Im Anschluss an dieses Treffen am Sonntag habe Kim Apotheken in der Hauptstadt besucht, wo er auf den Mangel an Medikamenten hingewiesen habe.
Mittlerweile habe Kim die schweren Geschütze gegen Corona aufgefahren: Der sofortige Einsatz der «starken Kräfte» des Sanitätskorps der Armee wurde befohlen, um «die Versorgung mit Medikamenten in Pjöngjang zu stabilisieren», wie Reuters am Montag schreibt.
Bereits am 21. Januar 2020 wurden die nordkoreanischen Grenzen vollständig geschlossen. Im Juli 2020 berichteten nordkoreanische Staatsmedien, dass ein Nordkoreaner, der Jahre zuvor nach Südkorea geflohen sei, wieder zurückgekommen wäre – möglicherweise mit Corona im Gepäck. Diese Nachricht scheint sich aber als falscher Alarm herausgestellt zu haben – zumindest wurde nicht weiter darüber berichtet.
Es ist nicht bekannt, ob Nordkorea Impfstoffe gegen das Coronavirus importiert hat, obwohl das Land am weltweiten Covid-19-Impfstoffaustauschprogramm Covax teilnimmt. Sicher sei aber, dass das Land noch nicht mit einer systematischen Impfkampagne begonnen habe, weshalb die Gefahr bestehe, dass sich das Virus schnell unter den Massen ausbreite, wie der WHO-Regionaldirektorin für Südostasien, Poonam Khetrapal Singh, in einem Medienstatement bekannt gab.

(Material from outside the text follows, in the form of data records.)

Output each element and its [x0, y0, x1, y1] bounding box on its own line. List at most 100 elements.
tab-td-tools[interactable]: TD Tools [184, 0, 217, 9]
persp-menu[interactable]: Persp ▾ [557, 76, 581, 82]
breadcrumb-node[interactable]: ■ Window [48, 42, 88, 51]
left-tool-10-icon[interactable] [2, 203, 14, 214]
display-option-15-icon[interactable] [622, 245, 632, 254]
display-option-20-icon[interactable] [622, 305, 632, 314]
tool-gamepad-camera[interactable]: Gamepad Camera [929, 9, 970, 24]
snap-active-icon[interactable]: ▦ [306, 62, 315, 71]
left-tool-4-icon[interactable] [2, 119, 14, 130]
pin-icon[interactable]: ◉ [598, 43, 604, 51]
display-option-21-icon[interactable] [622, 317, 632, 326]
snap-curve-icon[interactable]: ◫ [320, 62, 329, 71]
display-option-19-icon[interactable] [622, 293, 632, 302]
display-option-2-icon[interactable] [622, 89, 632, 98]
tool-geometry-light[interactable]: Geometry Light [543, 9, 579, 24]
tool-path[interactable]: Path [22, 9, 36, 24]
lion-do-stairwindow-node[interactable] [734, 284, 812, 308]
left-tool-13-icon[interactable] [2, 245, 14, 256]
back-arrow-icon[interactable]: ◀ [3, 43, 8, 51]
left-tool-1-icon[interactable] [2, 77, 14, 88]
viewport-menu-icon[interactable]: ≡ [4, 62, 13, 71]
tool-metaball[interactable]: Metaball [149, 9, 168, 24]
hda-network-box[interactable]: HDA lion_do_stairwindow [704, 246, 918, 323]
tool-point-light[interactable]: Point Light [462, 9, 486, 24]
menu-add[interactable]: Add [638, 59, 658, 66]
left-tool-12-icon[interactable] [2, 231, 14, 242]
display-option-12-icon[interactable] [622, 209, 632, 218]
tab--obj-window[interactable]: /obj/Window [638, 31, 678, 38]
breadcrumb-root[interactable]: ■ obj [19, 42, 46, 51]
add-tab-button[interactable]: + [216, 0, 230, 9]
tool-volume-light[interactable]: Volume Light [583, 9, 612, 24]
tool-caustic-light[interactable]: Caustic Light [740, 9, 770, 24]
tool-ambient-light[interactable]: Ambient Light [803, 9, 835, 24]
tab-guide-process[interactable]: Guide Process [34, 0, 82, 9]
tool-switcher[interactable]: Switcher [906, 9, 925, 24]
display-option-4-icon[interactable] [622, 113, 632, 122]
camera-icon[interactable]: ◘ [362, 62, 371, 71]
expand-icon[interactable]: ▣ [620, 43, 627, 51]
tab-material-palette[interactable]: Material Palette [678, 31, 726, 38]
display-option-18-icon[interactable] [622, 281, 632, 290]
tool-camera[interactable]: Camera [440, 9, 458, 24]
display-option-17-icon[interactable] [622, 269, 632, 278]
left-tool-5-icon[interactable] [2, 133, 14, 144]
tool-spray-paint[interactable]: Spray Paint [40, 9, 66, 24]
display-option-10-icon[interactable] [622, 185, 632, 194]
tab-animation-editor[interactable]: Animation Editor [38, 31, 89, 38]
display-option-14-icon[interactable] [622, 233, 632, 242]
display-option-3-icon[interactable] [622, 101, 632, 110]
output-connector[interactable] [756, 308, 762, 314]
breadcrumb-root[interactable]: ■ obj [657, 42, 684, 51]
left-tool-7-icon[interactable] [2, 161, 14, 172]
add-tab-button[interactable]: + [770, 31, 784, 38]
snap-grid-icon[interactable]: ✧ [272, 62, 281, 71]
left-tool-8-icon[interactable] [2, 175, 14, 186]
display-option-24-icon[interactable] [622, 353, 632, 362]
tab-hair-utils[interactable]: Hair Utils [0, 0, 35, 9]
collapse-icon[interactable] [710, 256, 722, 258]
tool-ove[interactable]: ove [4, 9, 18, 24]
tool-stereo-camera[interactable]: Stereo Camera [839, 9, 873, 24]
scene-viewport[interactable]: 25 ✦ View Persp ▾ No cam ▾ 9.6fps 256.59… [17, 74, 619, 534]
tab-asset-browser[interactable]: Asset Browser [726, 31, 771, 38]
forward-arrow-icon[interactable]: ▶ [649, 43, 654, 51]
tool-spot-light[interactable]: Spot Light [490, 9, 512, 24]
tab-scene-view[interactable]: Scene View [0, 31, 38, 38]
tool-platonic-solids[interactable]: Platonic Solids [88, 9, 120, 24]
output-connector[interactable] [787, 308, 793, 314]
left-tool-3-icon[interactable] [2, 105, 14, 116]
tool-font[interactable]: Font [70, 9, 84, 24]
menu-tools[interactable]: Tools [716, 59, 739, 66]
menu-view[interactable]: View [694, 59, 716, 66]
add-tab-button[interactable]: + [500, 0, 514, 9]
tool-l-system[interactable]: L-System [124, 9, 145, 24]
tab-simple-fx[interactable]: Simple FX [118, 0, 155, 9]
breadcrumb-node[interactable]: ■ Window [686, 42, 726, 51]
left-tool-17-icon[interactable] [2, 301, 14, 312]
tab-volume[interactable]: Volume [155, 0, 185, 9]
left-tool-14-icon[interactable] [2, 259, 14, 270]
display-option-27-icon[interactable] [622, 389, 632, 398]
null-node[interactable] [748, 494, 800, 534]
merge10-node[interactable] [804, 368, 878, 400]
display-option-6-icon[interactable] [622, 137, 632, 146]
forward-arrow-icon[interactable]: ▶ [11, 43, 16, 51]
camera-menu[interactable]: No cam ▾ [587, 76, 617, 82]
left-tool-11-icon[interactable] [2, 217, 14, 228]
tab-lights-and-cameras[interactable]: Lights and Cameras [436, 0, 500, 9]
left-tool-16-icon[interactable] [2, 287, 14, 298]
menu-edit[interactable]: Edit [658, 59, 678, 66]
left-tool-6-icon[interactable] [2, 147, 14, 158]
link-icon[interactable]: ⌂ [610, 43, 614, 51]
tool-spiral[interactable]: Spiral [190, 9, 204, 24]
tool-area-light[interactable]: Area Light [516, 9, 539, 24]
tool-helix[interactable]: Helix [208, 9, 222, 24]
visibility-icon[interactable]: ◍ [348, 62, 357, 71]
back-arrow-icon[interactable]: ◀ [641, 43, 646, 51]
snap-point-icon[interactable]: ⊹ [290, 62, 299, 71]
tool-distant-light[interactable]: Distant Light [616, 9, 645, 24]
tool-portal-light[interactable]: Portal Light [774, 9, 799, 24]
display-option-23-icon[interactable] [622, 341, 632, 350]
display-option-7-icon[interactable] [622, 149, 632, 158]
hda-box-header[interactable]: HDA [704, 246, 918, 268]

Südkorea bot darum am Montag Hilfe an, wie CNN schreibt. Das Angebot des neu gewählten südkoreanischen Präsidenten, Yoon Suk Yeol, beinhalte medizinische Hilfsgütern, Impfstoffe, Masken und Testkits sowie Gesundheitspersonal, wie das südkoreanische Ministerium verkündete. Ob Nordkorea das Angebot annehmen werde, steht noch aus.
Neben der aktuellen Corona-Situation bedroht noch eine zweite Krise die gesundheitliche Situation in Nordkorea: Der UN-Sonderberichterstatter für die Menschenrechtslage in Nordkorea, Tomás Ojea Quintana, warnte in einem Bericht vom März vor der «ernsten Nahrungsmittelkrise», die Nordkorea bereits seit längerem im Griff habe – und die durch die rigorose Abschottung im Zuge der Coronapandemie noch verstärkt wurde. So hätten aktuell nur 29 Prozent der Kinder im Alter von sechs bis 23 Monaten ausreichend Nahrung.
Wie sich die Pandemie in Nordkorea entwickeln wird, bleibt angesichts der Geheimniskrämerei des Landes wahrscheinlich im Dunkeln. Es wird aber befürchtet, dass Covid katastrophale Folgen für Nordkorea haben könnte.